Based on how things stand right now, it is likely that Walker will accept his offer, while Cespedes will not. Despite having a strong season, Walker was forced to shut it down early due to a back injury. He underwent surgery to repair a herniated disk on September 8th. While he is progressing nicely in his rehab, which is why the Mets were comfortable making the qualifying offer, the injury and the draft pick it would now require to sign him, might make teams weary of making a move.
Additionally, accepting the offer makes sense for Walker because he knows the Mets want him and after making $10.55 million on the one-year contract he signed last offseason, the current offer would give him a raise and since it is another one-year deal, a chance to parlay a good season into a multi-year deal next offseason. While it is likely he will return, even if he decides to leave, the Mets should still be in good shape at second base.

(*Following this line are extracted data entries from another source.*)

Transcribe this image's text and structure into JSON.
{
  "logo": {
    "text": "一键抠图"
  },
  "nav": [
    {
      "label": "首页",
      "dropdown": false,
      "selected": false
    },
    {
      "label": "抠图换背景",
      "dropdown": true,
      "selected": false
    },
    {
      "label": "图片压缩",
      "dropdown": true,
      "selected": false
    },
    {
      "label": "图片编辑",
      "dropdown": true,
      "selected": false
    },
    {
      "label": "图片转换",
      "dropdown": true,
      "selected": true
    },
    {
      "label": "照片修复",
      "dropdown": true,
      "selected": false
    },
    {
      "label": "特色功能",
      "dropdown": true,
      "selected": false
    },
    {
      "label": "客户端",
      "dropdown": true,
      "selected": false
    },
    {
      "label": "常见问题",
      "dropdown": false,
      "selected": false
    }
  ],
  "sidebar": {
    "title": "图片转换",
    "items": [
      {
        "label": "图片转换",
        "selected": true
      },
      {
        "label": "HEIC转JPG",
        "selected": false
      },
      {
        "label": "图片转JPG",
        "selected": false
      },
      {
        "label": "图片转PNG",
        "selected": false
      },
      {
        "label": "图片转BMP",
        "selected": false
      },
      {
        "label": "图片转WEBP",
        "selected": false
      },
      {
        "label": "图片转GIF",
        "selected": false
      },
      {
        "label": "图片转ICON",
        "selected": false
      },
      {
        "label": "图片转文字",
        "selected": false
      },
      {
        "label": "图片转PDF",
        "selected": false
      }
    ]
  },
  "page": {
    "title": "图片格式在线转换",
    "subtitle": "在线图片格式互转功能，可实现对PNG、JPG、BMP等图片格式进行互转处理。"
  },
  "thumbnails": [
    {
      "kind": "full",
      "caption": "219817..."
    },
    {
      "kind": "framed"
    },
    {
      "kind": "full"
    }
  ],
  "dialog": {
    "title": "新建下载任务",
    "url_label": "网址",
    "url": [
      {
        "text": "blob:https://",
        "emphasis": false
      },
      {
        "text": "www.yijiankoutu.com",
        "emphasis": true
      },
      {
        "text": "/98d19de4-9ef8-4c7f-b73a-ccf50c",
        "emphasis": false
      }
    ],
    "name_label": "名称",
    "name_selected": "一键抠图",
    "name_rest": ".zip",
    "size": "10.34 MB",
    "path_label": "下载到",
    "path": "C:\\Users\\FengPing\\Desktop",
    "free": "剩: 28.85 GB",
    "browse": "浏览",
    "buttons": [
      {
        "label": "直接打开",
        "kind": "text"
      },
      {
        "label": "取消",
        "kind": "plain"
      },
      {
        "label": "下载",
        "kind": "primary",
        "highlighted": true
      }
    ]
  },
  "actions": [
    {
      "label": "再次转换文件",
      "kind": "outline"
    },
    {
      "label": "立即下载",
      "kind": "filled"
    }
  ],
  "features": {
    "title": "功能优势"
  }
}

While the picture with Walker seems clearer, things are murkier with Cespedes. Fans are starting to grow concerned that they will lose another big slugger in this offseason, after seeing Murphy go last year. In opting out of his current contract, Cespedes is leaving $47.5 million of guaranteed money on the table over the next two years. Broken down, that’s $23.75 million per season, over $6 million more per year than the current one-year $17.2 million the Mets are currently offering. Add to that the fact that the Mets already seemed prepared to lose their All-Star outfielder and it seems pretty clear that both sides are going to move on.

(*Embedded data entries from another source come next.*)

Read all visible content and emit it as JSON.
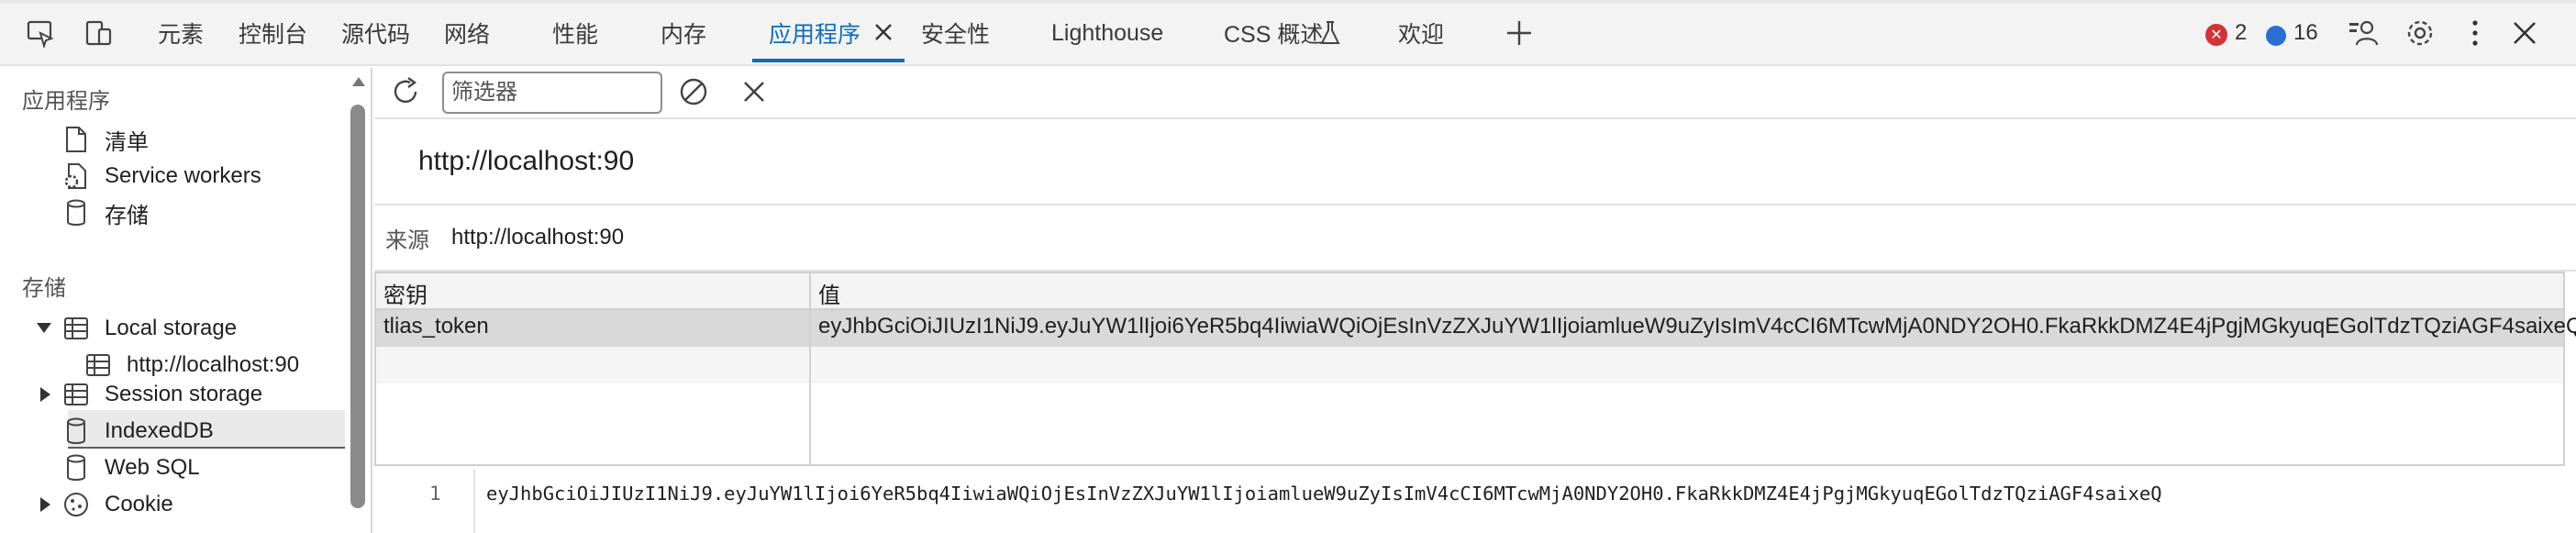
{
  "toolbar": {
    "tabs": [
      {
        "label": "元素"
      },
      {
        "label": "控制台"
      },
      {
        "label": "源代码"
      },
      {
        "label": "网络"
      },
      {
        "label": "性能"
      },
      {
        "label": "内存"
      },
      {
        "label": "应用程序"
      },
      {
        "label": "安全性"
      },
      {
        "label": "Lighthouse"
      },
      {
        "label": "CSS 概述"
      },
      {
        "label": "欢迎"
      }
    ],
    "active_tab": "应用程序",
    "error_count": "2",
    "message_count": "16",
    "accent_color": "#0f6cbd",
    "icons": [
      "inspect-icon",
      "device-toolbar-icon",
      "add-tab-icon",
      "profile-icon",
      "gear-icon",
      "more-icon",
      "close-icon"
    ]
  },
  "sidebar": {
    "section_app": "应用程序",
    "app_items": [
      {
        "label": "清单",
        "icon": "file-icon"
      },
      {
        "label": "Service workers",
        "icon": "service-worker-icon"
      },
      {
        "label": "存储",
        "icon": "database-icon"
      }
    ],
    "section_storage": "存储",
    "storage_items": [
      {
        "label": "Local storage",
        "icon": "table-icon",
        "expanded": true
      },
      {
        "label": "http://localhost:90",
        "icon": "table-icon",
        "selected": true
      },
      {
        "label": "Session storage",
        "icon": "table-icon",
        "expanded": false
      },
      {
        "label": "IndexedDB",
        "icon": "database-icon"
      },
      {
        "label": "Web SQL",
        "icon": "database-icon"
      },
      {
        "label": "Cookie",
        "icon": "cookie-icon",
        "expanded": false
      }
    ]
  },
  "main": {
    "filter_placeholder": "筛选器",
    "origin_title": "http://localhost:90",
    "origin_label": "来源",
    "origin_value": "http://localhost:90",
    "columns": {
      "key": "密钥",
      "value": "值"
    },
    "rows": [
      {
        "key": "tlias_token",
        "value": "eyJhbGciOiJIUzI1NiJ9.eyJuYW1lIjoi6YeR5bq4IiwiaWQiOjEsInVzZXJuYW1lIjoiamlueW9uZyIsImV4cCI6MTcwMjA0NDY2OH0.FkaRkkDMZ4E4jPgjMGkyuqEGolTdzTQziAGF4saixeQ"
      }
    ],
    "preview_line_number": "1",
    "preview_text": "eyJhbGciOiJIUzI1NiJ9.eyJuYW1lIjoi6YeR5bq4IiwiaWQiOjEsInVzZXJuYW1lIjoiamlueW9uZyIsImV4cCI6MTcwMjA0NDY2OH0.FkaRkkDMZ4E4jPgjMGkyuqEGolTdzTQziAGF4saixeQ"
  }
}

From Cespedes’ point of view, there doesn’t seem to be any reason to accept the offer or even return to the Mets. Prior to making the qualifying offer, the Mets had not engaged Cespedes in contract talks, even though they knew he was going to opt out of his current deal. The team has also expressed a concern about offering a long-term deal both because Mets GM Sandy Alderson typically doesn’t like doing that (the longest contract he’s given is a four-year deal to Curtis Granderson in December 2013) and the Mets are also concerned about what kind of work ethic they would get in return. Cespedes’ work ethic was also called into question last offseason.

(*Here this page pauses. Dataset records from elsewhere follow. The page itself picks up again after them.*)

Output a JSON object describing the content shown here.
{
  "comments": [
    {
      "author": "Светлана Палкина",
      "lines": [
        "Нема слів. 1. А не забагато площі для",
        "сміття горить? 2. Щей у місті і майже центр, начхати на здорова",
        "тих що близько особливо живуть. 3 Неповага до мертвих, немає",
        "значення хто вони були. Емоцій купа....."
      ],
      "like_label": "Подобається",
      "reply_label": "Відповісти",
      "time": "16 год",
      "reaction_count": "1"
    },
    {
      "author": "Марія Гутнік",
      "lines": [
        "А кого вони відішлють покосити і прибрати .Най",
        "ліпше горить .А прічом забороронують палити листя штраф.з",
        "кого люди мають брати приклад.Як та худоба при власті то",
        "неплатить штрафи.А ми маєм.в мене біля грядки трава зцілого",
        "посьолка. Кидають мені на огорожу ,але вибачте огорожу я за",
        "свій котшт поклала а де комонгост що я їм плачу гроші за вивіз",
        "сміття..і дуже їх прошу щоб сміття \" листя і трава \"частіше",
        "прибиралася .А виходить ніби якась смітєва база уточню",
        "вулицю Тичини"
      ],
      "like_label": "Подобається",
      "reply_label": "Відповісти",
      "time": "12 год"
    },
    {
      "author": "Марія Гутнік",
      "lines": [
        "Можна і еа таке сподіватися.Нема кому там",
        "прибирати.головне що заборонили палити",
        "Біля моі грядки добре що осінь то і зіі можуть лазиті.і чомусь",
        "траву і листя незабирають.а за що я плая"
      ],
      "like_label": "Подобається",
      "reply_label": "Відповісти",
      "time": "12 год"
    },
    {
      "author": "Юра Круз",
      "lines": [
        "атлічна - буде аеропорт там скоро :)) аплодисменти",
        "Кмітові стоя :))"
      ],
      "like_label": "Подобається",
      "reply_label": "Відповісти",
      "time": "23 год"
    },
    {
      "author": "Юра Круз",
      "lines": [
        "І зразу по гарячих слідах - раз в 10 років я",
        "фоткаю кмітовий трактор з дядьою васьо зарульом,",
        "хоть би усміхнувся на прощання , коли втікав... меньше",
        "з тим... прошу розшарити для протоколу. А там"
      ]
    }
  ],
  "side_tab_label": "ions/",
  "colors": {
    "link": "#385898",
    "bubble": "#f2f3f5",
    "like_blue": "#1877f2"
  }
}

All that being the case, it would make sense that Cespedes would look for a team that is willing to offer the long-term deal (and big pay day) he is seeking, while also not having concerns over his work ethic once the contract is signed. Regardless of what happens, expect a resolution to come quickly in terms of whether or not the Mets want Cespedes to return. The team has said they want to have things wrapped up, one way or the other, by the end of the league meetings in December.